Assessments and appraisals


There will be regular appraisals and assessment during ACCS training which is both formative and summative. Progress at various points in ACCS training is dependent on successful assessment. The timing and format of appraisal and assessment will vary for each specialty specific module and will be in accordance with the requirements specified in individual specialty CCT programmes.

Summative vs Formative assessment

A number of the specialty specific assessments are summative and are used to provide a formal assessment of the required knowledge, skills and attitudes. These assessments must be retaken if any aspect is failed by the trainee. The specific summative assessments are indicated on the home specialty pages. The other assessments are formative and used mainly as a learning and assessment tool in a less formal manner.

Important points:

  1. Successful completion of the Acute Care Common Stem (ACCS) programme and progression to the next stage of training requires satisfactory progress in all parts of the ACCS elements, regardless of the intended future career pathway.
  2. Each element requires a large number of assessments (typically 1-4 each month) and trainees should be strongly encouraged to complete assessments regularly throughout the programme.
  3. The assessment system is trainee driven and they should liaise closely with their trainers/Educational Supervisors regarding progress through the assessments.
  4. Assessments should ideally be supervised by trainers, but may on occasion be delegated to senior trainees (currently SpR4/5 and in future ST5/6).

Educational agreement and appraisal

Each trainee must complete an educational agreement with their supervisor within two weeks of the start of each placement. This should clearly establish the training goals of the placement and forms part of the basis of subsequent review. There should be continuing regular appraisal throughout the period and every trainee must have a formal appraisal at the end of the period with each specialty.

Specialty Specific Competencies and Assessments

Each of the four specialties has specific competencies that need to be achieved during the module.

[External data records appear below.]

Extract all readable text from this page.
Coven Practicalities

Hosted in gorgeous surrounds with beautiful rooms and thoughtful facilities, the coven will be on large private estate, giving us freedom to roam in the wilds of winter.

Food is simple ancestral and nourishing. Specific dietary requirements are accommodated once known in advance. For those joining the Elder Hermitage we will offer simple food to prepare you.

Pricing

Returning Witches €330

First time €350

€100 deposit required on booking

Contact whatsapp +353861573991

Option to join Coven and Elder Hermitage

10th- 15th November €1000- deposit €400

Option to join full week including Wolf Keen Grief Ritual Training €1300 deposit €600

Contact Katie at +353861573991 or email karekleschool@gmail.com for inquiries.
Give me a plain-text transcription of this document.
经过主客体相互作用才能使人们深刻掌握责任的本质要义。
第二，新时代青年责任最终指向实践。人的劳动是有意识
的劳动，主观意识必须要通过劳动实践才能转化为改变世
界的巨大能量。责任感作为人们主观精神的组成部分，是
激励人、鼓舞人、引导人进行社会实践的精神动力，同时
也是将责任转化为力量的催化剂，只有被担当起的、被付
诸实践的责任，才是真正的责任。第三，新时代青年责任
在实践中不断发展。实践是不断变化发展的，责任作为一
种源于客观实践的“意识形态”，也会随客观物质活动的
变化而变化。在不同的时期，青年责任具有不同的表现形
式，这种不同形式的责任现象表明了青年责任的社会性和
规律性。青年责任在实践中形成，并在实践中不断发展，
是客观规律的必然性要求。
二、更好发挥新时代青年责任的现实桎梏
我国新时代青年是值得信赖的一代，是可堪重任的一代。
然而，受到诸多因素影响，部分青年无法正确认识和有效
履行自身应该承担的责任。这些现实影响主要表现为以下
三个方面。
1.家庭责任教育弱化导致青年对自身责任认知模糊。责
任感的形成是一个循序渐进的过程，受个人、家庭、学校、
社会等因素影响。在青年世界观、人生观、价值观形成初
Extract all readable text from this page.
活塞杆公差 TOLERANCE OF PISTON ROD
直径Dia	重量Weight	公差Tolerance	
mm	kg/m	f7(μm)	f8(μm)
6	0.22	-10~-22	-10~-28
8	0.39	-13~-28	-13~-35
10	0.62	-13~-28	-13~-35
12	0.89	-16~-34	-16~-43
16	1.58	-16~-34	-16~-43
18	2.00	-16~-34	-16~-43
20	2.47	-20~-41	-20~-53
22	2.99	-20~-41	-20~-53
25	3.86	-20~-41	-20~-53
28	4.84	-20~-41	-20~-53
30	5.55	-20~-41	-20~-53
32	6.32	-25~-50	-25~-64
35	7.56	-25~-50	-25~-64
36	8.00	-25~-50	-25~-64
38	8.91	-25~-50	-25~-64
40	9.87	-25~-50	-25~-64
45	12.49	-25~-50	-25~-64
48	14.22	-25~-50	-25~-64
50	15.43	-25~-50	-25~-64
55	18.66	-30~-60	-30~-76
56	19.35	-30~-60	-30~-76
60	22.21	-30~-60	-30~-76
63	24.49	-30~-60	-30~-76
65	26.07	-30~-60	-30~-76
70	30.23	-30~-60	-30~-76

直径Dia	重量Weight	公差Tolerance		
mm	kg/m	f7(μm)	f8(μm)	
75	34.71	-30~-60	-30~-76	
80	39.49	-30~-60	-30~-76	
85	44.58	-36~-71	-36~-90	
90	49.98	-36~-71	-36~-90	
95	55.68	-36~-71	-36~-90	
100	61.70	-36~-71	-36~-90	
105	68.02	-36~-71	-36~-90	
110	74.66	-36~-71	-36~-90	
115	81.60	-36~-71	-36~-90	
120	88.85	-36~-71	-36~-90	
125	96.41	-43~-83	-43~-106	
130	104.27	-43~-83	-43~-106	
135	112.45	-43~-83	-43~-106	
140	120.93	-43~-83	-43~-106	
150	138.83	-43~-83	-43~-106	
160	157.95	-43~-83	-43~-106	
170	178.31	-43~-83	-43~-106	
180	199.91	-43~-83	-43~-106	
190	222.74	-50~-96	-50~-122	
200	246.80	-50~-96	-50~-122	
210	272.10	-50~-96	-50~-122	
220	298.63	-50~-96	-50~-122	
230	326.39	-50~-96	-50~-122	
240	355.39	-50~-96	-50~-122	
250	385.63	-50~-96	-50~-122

For both Anaesthesia and Intensive Care there are separate competency documents that are required in order to successfully complete these training modules. The generic work place based assessments (below) should be used as tools to assist in your training and to provide evidence for your portfolios.

Work Place Based Assessments

Trainees will be assessed in the workplace using a range of assessment tools to be completed by different (sometimes multi-professional) assessors. The assessment methods are described below and will be used in different ways by different specialties. The number of forms needed also varies by specialty and Deanery/LETB. While completing the minimum number of assessment forms is one requirement for a successful outcome from the ARCP, it may be necessary to complete many more assessments in order to show competence throughout the curriculum.

  • Mini Clinical Evaluation Exercise (mini-CEX) or Anaesthetic-CEX (A-CEX) - is a work place based method where direct observation of a trainee’s clinical skills during an everyday clinical encounter is assessed. These skills include medical interviewing ability, communication and clinical judgment and vary depending on the specialty.
  • Case Based Discussion (CbD) - is a discussion generally in a reasonably formal setting centred on the trainees reflection on his/her patient notes. The discussion will bring out key messages of trainees’ knowledge, case management, diagnostic skills and planning etc. A CbD might be included as part of case presentations at department meetings dependent on the specialty.
  • Directly Observed Procedural Skills (DOPS) - is a clinical encounter evaluating the trainee’s competence in a particular procedure, for example central line insertion, tracheal intubation or primary sutures.
  • Multi Source Feedback (MSF) - is a version of the 360 degree assessment. A number of multi-disciplinary assessors anonymously score a trainee against a number of domains mostly concerned with attitudes and behaviours.
  • Acute Care Assessment Tool (ACAT (GIM), ACAT (EM)) - the ACAT is designed to assess and facilitate feedback on a doctor’s performance across a number of domains. The ACAT (GIM) is designed for use during  an Acute Medical Take. Any doctor who has been responsible for the supervision of the Acute Medical Take can be the assessor for an ACAT. The ACAT (EM) is a modified version designed for use across shifts worked in the Emergency department. The ACAT tool on any one occasion can be used to cover a number of acute presentations.
  • Patient Survey (PS) - a Patient Survey identifies issues including behaviour of the doctor and effectiveness of the consultation which are important to patients. It is intended to assess the trainee’s performance in areas such as interpersonal skills, communication skills and professionalism by concentrating solely on their performance during one consultation.
  • Audit Assessment Tool (AA) - the Audit Assessment Tool is designed to assess a trainee’s competence in completing an audit. The Audit Assessment can be based on review of audit documentation OR on a presentation of the audit at a meeting. If possible the trainee should be assessed on the same audit by more than one assessor.
  • Teaching Observation (TO) - the Teaching Observation tool is designed to provide structured, formative feedback to trainees on their competence at teaching. The Teaching Observation can be based on any instance of formalised teaching by the trainee which has been observed by the assessor. The process should be trainee-led (identifying appropriate teaching sessions and assessors).

The Assessment Forms page contains information both on specialty specific and generic work place based assessments.

The completion of the WPBAs and other assessments is the trainees responsibility, if no documentation is produced for the ARCP it is very likely that the trainee will fail to progress.